Before and after: Noga Hilton’s rosy room look from a bygone era; new and lighter Kempinski room
Mossu is proud of the fact that the new group reopened the hotel 20
February, just 80 days after Kempinski took over. "The normal thing in
the hotel business is to arrive 18 months before a hotel opens and then
you open with 90% of your rooms." Two hundred of the 423 rooms were
refurbished – gone were the pink and green rooms of a bygone era. The
hotel was able to honour Hilton’s commitments for Geneva’s busy spring
season of shows: the motor show, jewelry and air shows.
By May the hotel was back in business on a nearly normal scale, with
300 refurbished rooms open and the others available but scheduled to be
redone in 2009.
Geneva’s jet d’eau is magnificent from the hotel’s Floor Two balcony, even on a dirty weather day.
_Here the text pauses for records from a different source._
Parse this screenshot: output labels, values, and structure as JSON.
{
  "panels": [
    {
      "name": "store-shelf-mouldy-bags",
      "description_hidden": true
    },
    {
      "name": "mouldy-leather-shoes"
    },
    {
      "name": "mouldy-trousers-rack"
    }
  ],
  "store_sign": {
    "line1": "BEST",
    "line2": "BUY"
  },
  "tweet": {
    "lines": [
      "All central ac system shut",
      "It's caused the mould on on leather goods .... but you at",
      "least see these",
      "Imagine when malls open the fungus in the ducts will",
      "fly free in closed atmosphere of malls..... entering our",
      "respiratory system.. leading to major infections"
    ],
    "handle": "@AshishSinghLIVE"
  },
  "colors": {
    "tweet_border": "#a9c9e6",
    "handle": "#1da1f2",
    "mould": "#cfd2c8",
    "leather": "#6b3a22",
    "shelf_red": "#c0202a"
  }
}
Travellers will have a chance to appreciate the new rooms but
Genevans are already sampling the changed face of the hotel. The facade
is startling to old clients, in part because the pedestrian entrance is
now on the lakefront rather than the side. The interior is airier, with
far more light streaming in than in the past. The bar has a larger
outdoor area with one of the best views in the city of the famous jet d’eau.
The biggest change is conceptual, designed with local guests in
mind. "It’s a different philosophy," says Mossu. What the hotel calls
Floor Two is a large, open social space. "It’s the heart of the hotel,
with the restaurant, bar, lounge, and so on." Prices are meant to
attract customers from the city, and not just wealthy ones. "The plat du jour
is SFr19 or you can get a better version of it for SFr24." In the past
hotels like the Hilton charged exhorbitant prices to a captive
clientele, he argues. "That’s completely wrong – you’re shooting
yourself in the foot if you do that."
The public areas are now open. The restaurant Le Cygne will soon
become Le Grille, "but not all dark red and mahogany," laughs Mossu.
Expect open fires in front of you. Finishing touches to the hotel will
continue during August but by the rentrée, when school starts
in September and people have returned from holidays, the scaffolding,
tools and workmen will be gone. "And there’s plenty of signage coming,"
Mossu promises. "Signs for everything."